Google is able to show you a screenshot, the page code and errors. This is because Googlebot runs a headless browser version of Chrome so it can take screenshots and render javascript.

The errors are particularly useful because you will sometimes run into these problems:

A page, folder or asset is located on a URL that is blocked by the robots.txt file on your site.

You fix this problem by changing your robots.txt file or robots page instruction to permit Google and other crawlers on to the page.

Code or assets on your page cannot load because they are too slow, so the crawler gives up and moves on.

To fix this problem you simply need to find a way to make these assets load faster, and ideally you look into the performance of the webpage as a whole.
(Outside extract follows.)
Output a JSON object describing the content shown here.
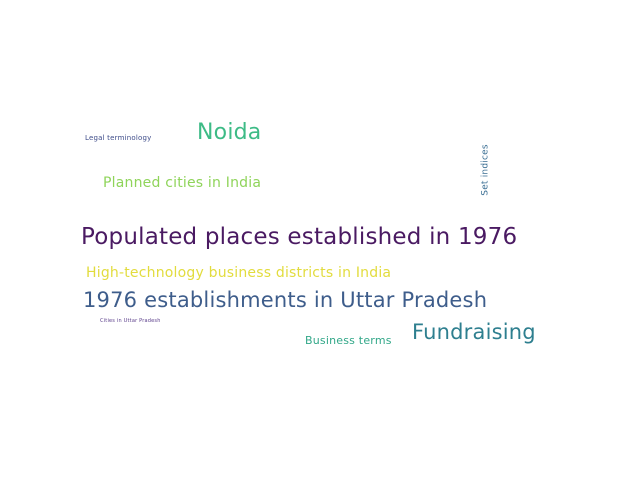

Note there is also an industry that sells SEO tools. I don’t recommend using these. The only useful feature they offer is to scan your own website and look for errors in your site’s code, errors in the sitemap and the like.

You might want to just scrape your own website and look at the code for your templates and scan for errors.

The Facebook Sharing Debugger lets you see what a page will look like when shared on Facebook.

Facebook uses its own convention of HTML tags called Open Graph. Without these, it cannot really show the page properly.

For example, I get these errors

Warnings That Should Be Fixed
Inferred Property
The provided 'og:image' properties are not yet available because new images are processed asynchronously. To ensure shares of new URLs include an image, specify the dimensions using 'og:image:width' and 'og:image:height' tags. Learn More

It then suggests what I can do about it

Based on the raw tags, we constructed the following Open Graph properties
og:url	https://www.tobiasmcvey.com/
og:type	website
og:title	Tobias McVey | Site and Blog
og:description	Personal blog about analytics and product development
og:updated_time	1592578233
ia:markup_url	
ia:markup_url_dev	
ia:rules_url	
ia:rules_url_dev

Eventually I will get around to fixing this for my blog.

For a company however this can make a website appear like a scam site or just unprofessional, so it’s worth fixing. You can for example just write a script to duplicate your HTML tags and prefix them with og:

Google Structured Data Testing Tool

The Structured Data Testing Tool provides a simple way to check if the linked data on your page has valid syntax. Currently this is only used by a few services including search engines, but the intented applcation of Linked Data goes beyond merely search engines.

This won’t help your site rank higher than others, but it will help you display your content in a professional manner that can be very helpful for people.

You can use many types of schema to markup your websites. Google recommends using JSON-LD, but Microdata is also an option.

The Schema.org site is a project sponsored by Microsoft, Yahoo, Google and Yandex that lists the entities you can construct Linked Data with.